Precise regulation of zinc-anode interface stresses by digital-light-processed gel polymer electrolytes for ultralong-life zinc batteries

The development of robust anode-electrolyte interfaces (AEI) with enhanced compatibility and mechanical strength is critical for regulating zinc-ion nucleation kinetics, suppressing dendrite formation, and advancing zinc-ion battery commercialization. To address persistent interface degradation during battery cycling, we propose a novel manufacturing strategy utilizing digital-light-processing (DLP) 3D printing. This approach enables programmable regulation of gel-polymer electrolyte (GPE) structures through layer-by-layer photopolymerization, achieving precision regulation of macro-microstructures and interfacial stresses.
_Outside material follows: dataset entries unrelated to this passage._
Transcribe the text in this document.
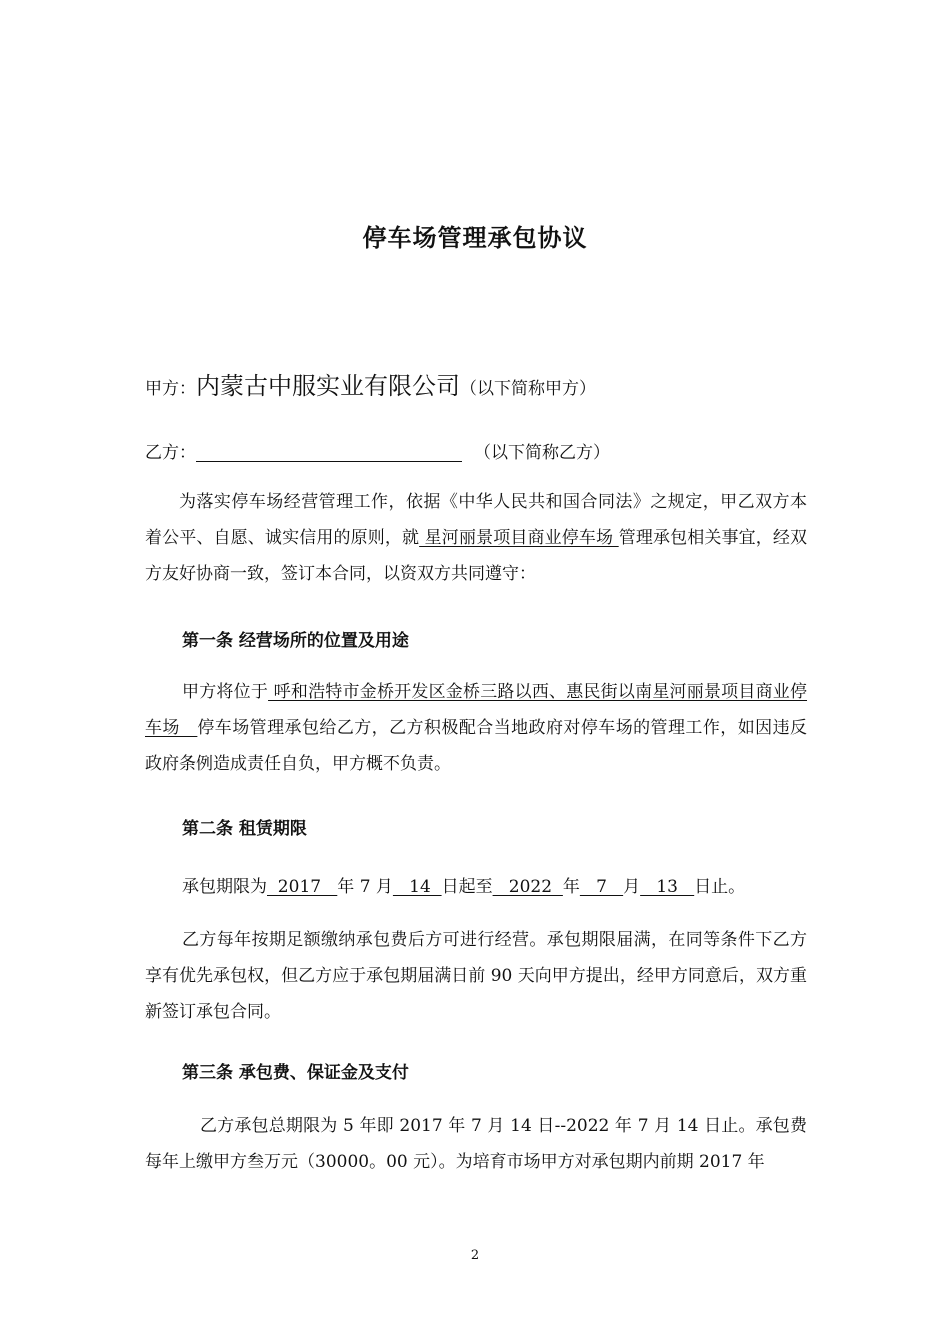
停车场管理承包协议
甲方：内蒙古中服实业有限公司（以下简称甲方）
乙方：	（以下简称乙方）
为落实停车场经营管理工作，依据《中华人民共和国合同法》之规定，甲乙双方本着公平、自愿、诚实信用的原则，就 星河丽景项目商业停车场 管理承包相关事宜，经双方友好协商一致，签订本合同，以资双方共同遵守：
第一条 经营场所的位置及用途
甲方将位于 呼和浩特市金桥开发区金桥三路以西、惠民街以南星河丽景项目商业停车场   停车场管理承包给乙方，乙方积极配合当地政府对停车场的管理工作，如因违反政府条例造成责任自负，甲方概不负责。
第二条 租赁期限
承包期限为  2017   年 7 月   14  日起至   2022  年   7   月   13   日止。
乙方每年按期足额缴纳承包费后方可进行经营。承包期限届满，在同等条件下乙方享有优先承包权，但乙方应于承包期届满日前 90 天向甲方提出，经甲方同意后，双方重新签订承包合同。
第三条 承包费、保证金及支付
乙方承包总期限为 5 年即 2017 年 7 月 14 日--2022 年 7 月 14 日止。承包费每年上缴甲方叁万元（30000。00 元）。为培育市场甲方对承包期内前期 2017 年
2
The DLP-manufactured GPEs feature cross-scale structures combining dense porous networks with smooth surface topography, providing abundant electrochemical active sites and stable interfacial contact. Multiphase-field simulations integrated with in-situ/ex-situ characterizations reveal stress-enhanced zinc deposition mechanisms, where optimized interfacial stress eliminates AEI contact instability, ensuring rapid mass transfer between electrode and electrolyte. Under regulated interface stress, the symmetrical cell demonstrates stability exceeding 2 000 hours, and the full cell retains 91.72% capacity after 8 000 ultralong cycles, with reliable operation under extreme temperature conditions (−10 ℃/60 ℃). The precise regulation of interfacial stresses establishes stable AEI configurations, demonstrating a transformative approach to durable zinc-ion battery design.